Going Rogue: Circumventing Your Company’s Internal Investigation Process to Identify a Whistleblower Will Cost You
The CEO of Barclays risks losing his 1.6 million-dollar bonus for launching his own personal investigation to identify the company whistleblower who wrote two anonymous letters about his colleague to the Barclays’s Board of Directors. In the letters—sent in 2016 through the firm’s whistleblower program—the employee raised concerns about a recent senior-level recruit and Barclays’s process for hiring the person. CEO Jes Staley learned of the letters and twice enlisted the help of the bank’s security team to find the author. Even though Staley failed to ID the whistleblower, his conduct violated key laws protecting whistleblowers’ anonymity and prompted a swift response from British regulators.
In April 2017, Britain’s Financial Conduct Authority (FCA) and Prudential Regulation Authority (PRA) launched their own investigations into Barclays and Staley, treating Staley’s conduct as a whistleblowing incident. FCA and PRA rules zealously protect the identity of whistleblowers to encourage employees to come forward.
Barclays also launched its own independent investigation, hiring an external law firm to review Staley’s motivations. The firm found that Mr. Staley “honestly, but mistakenly, believed that it was permissible to identify the author of the letter.” In an April apology email to Barclays’s employees, Mr. Staley admitted the mistake and explained that he launched the investigation because he felt the anonymous letter contained an unfair personal attack on a colleague. This May, Mr. Staley again acknowledged his mistake and apologized to the bank’s shareholders, although the apology reportedly received a lukewarm reception.
Apart from the financial consequences, the Board plans to issue a formal reprimand to Mr. Staley. The regulatory investigation is still underway and will probably take several months to complete. Thus, it remains to be seen whether Barclays’s decision to admonish and hit its CEO in the pocket will appease regulators or Barclays’s shareholders. Staley’s mistake could cost him his job and slap Barclays with a heavy fine.
The Barclays/Staley investigation reaffirms that whistleblowers serve an important—and legally-protected—function as law enforcement’s “boots on the ground” within an industry. As such, a whistleblower’s anonymity must be zealously guarded. While UK regulations serve as the legal backdrop in this investigation, the Dodd-Frank Wall Street Reform and Consumer Protection Act contains similar, and in some ways more stringent, whistleblower anonymity protections.
Thus, Mr.
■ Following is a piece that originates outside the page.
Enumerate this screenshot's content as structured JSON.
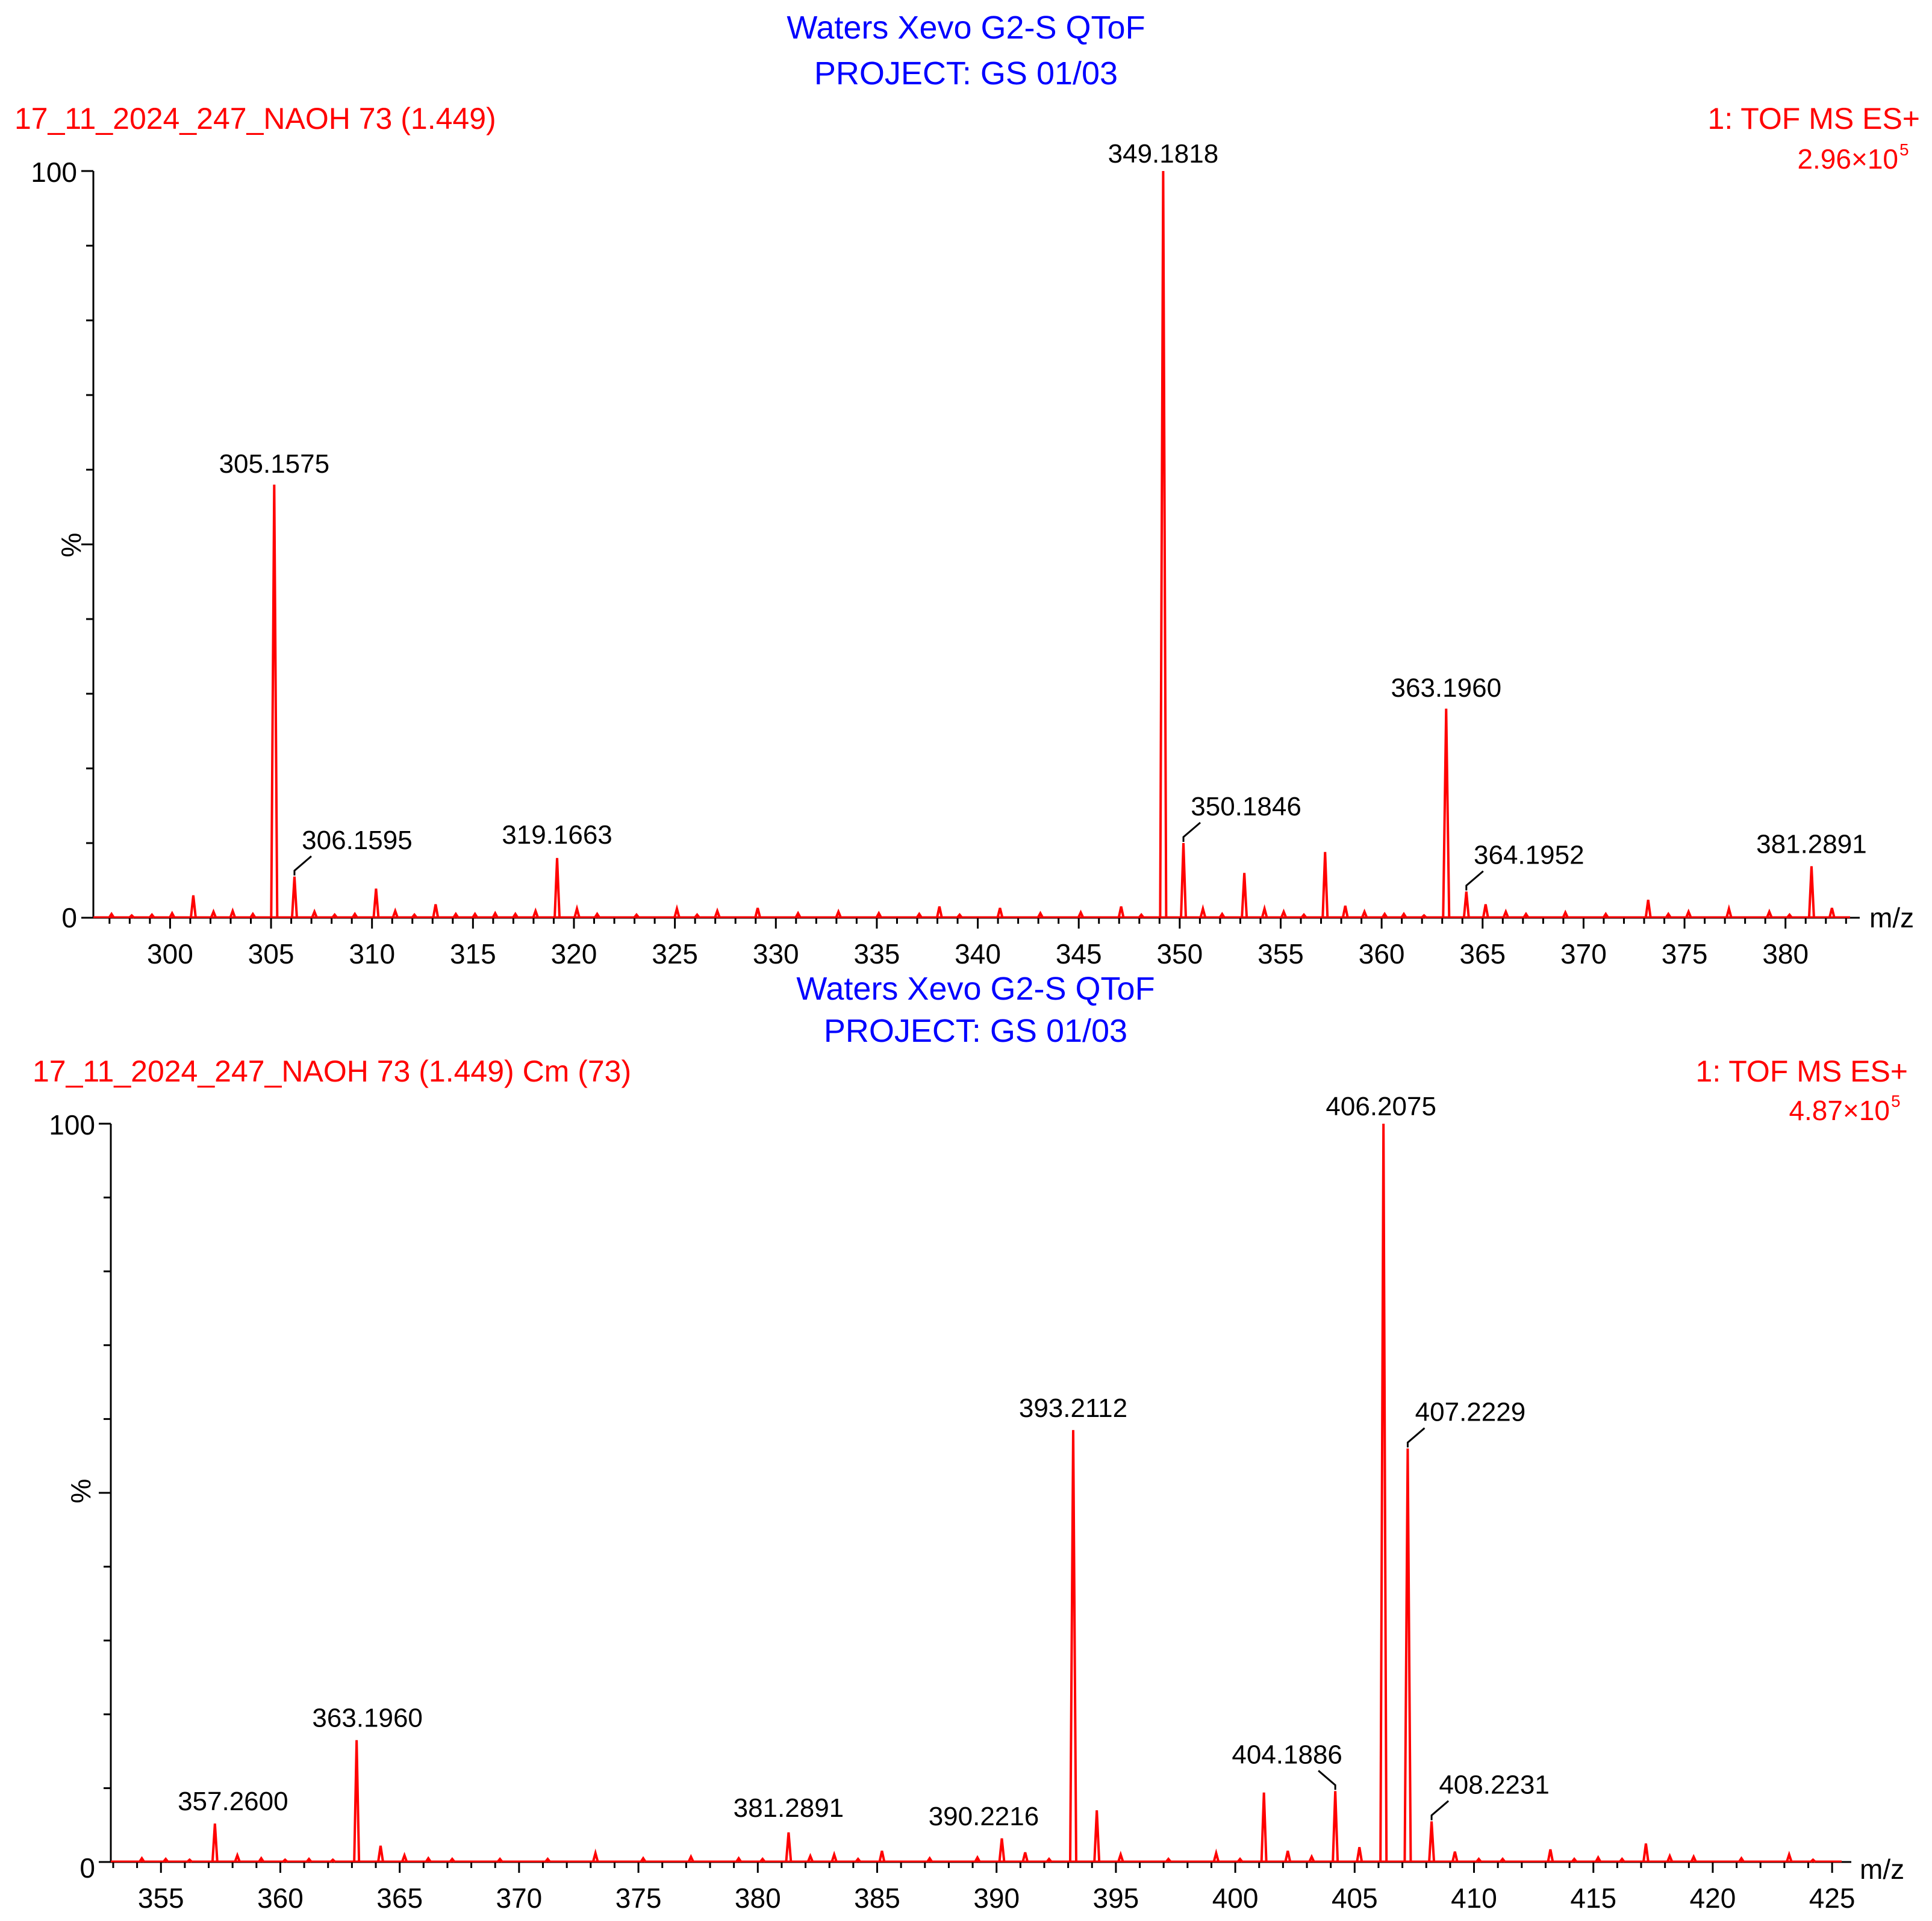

Staley’s experience offers three key lessons for CEOs and companies everywhere:
- Don’t act in ways that could be construed as meddling with your company’s internal investigation of conduct reported through its whistleblower program.
- Ignorance of an industry regulation’s anonymity requirements is no defense in regulatory investigations.
- At all events, do not take matters into your own hands and launch an investigation outside your company’s whistleblower reporting program.